Co-owner Markus Hofmann first came across Rose Valley Lodge in South Gillies when he arrived in Thunder Bay from Switzerland to get married. After the wedding, the couple stayed at the lodge, then called the Unicorn Inn, and he fell in love with the place.
Hearing that the owners were thinking of selling, Hofmann, who had a background in hotel management, decided that this was what he wanted to do. “It was the right time and the right place for me,” he says.
He bought the property and renamed it the Rose Valley Lodge and Restaurant in 1998.
His marriage didn’t last very long, and he met Deborah Poole-Hofmann shortly after. She was a graphic designer working for the North of Superior Bed and Breakfast Association (which the Rose Valley Lodge was a member of,) and they met through work. At the time, she wasn’t looking for a relationship or a move to a rural bed and breakfast, but she was eventually persuaded and joined Markus at Rose Valley Lodge 20 years ago, becoming co-owner of the business.
“We’re really lucky,” Deborah says.
“It’s paradise,” Markus says.
The lodge has two private cabins, and is in the process of building two more. A stay at the cabin comes with a five-course dinner and breakfast, all cooked by Markus. (When pandemic restrictions ease up, they will start welcoming dinner-only guests again.)
The menu is large and varied, but the first guest to make a reservation for the night gets to choose the entree, and the same meal is served to all the guests. This ensures that all the ingredients are perfectly fresh and the food is cooked fresh for everyone. Markus does all the shopping himself, procuring local produce when in season. “We’re small enough to be able to do that. He personally handpicks everything,” Deborah explains.

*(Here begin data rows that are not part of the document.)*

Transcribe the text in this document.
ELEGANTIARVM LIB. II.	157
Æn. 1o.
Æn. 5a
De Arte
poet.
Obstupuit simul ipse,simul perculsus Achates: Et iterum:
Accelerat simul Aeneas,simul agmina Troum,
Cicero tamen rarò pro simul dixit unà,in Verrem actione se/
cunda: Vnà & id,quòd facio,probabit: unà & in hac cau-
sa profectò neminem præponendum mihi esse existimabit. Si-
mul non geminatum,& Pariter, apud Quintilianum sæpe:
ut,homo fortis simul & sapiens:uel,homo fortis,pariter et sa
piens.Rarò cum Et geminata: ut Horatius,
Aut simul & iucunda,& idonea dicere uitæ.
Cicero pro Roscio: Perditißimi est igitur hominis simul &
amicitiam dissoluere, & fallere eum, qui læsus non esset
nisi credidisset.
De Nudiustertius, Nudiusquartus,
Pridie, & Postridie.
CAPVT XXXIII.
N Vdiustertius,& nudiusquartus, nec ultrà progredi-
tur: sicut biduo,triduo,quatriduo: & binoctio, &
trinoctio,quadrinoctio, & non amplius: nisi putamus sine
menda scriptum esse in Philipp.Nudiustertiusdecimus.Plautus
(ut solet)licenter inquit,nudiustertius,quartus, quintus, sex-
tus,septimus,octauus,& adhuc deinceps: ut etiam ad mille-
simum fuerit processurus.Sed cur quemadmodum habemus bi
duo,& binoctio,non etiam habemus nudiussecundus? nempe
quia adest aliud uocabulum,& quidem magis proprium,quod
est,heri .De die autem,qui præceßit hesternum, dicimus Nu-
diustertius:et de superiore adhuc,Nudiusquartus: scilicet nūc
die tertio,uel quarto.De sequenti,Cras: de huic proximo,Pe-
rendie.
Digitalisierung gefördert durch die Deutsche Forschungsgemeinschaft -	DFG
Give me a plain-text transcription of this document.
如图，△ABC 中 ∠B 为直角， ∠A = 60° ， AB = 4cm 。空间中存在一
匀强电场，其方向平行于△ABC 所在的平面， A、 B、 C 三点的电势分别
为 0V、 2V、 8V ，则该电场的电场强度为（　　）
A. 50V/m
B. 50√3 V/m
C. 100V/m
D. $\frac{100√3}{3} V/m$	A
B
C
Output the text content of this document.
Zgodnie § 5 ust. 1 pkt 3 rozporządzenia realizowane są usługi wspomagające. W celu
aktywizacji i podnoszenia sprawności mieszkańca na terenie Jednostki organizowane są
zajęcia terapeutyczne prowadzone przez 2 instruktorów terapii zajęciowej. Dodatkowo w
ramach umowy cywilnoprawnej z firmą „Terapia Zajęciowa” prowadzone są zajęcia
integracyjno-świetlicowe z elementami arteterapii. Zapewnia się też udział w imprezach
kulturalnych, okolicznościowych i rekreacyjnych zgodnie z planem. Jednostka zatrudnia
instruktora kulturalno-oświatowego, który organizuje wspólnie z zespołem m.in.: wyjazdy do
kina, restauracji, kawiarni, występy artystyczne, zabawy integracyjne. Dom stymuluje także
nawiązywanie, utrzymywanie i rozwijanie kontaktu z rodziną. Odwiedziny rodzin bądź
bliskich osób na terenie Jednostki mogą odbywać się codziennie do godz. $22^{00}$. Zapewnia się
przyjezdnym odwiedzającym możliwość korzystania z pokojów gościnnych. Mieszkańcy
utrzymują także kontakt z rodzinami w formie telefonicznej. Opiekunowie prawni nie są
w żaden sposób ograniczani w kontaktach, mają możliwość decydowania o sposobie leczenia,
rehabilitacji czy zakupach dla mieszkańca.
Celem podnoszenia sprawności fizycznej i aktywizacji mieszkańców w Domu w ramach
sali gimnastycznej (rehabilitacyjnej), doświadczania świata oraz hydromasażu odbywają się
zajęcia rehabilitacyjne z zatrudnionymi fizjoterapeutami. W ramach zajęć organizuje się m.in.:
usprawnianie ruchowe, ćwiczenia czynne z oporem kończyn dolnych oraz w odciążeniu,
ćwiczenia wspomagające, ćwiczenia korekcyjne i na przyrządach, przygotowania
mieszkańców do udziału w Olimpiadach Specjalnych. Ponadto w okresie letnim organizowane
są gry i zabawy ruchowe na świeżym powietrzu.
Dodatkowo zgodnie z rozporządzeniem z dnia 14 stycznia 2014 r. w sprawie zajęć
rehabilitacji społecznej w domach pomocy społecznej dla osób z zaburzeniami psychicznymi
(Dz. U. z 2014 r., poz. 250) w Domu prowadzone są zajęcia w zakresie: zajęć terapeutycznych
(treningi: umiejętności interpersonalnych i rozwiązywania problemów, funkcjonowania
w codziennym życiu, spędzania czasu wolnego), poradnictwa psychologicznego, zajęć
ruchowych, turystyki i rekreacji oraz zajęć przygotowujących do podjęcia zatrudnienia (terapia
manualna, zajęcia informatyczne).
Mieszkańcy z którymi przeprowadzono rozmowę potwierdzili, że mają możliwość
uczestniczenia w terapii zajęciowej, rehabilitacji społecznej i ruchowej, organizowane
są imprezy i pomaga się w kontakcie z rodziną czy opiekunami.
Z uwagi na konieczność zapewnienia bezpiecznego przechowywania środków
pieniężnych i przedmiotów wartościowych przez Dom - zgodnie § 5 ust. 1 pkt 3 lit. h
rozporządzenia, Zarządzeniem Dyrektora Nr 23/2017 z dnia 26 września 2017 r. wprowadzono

The cuisine is European, showing Markus’ Swiss roots. “It has to be simple, and it has to be good,” he states. He doesn’t go for artful presentations or molecular gastronomy, preferring a classic plate of “meat, starch and vegetables,” he explains.
The five-course dinner typically takes two to three hours. “You relax, slow down, you start eating, you enjoy. We’re not a crowded space. Out here you talk to each other,” Markus says. Even those addicted to their phones put them down, since the lodge is out of cell coverage.
“Our slogan is, ‘Revive your taste buds and rejuvenate your soul,’” Deborah says.
For some chefs, the recipes for their signature dishes are a closely guarded secret, but Markus is surprisingly open, revealing some of his most popular items on their website. “Nothing is a secret,” the chef says. “We don’t invent food. It’s just a matter of how you cook it.”
“We believe in sharing the idea of having really good food,” Deborah adds. With good food, she believes, people will spend more time together at the table and have more conversations.
The couple look forward to finishing their two new cabins and welcoming more people to their restaurant and lodge. “There’s very high demand,” Markus says. “People need a getaway, and you don’t have to travel two, three hours for that. That’s what we offer. This is what we love to do.”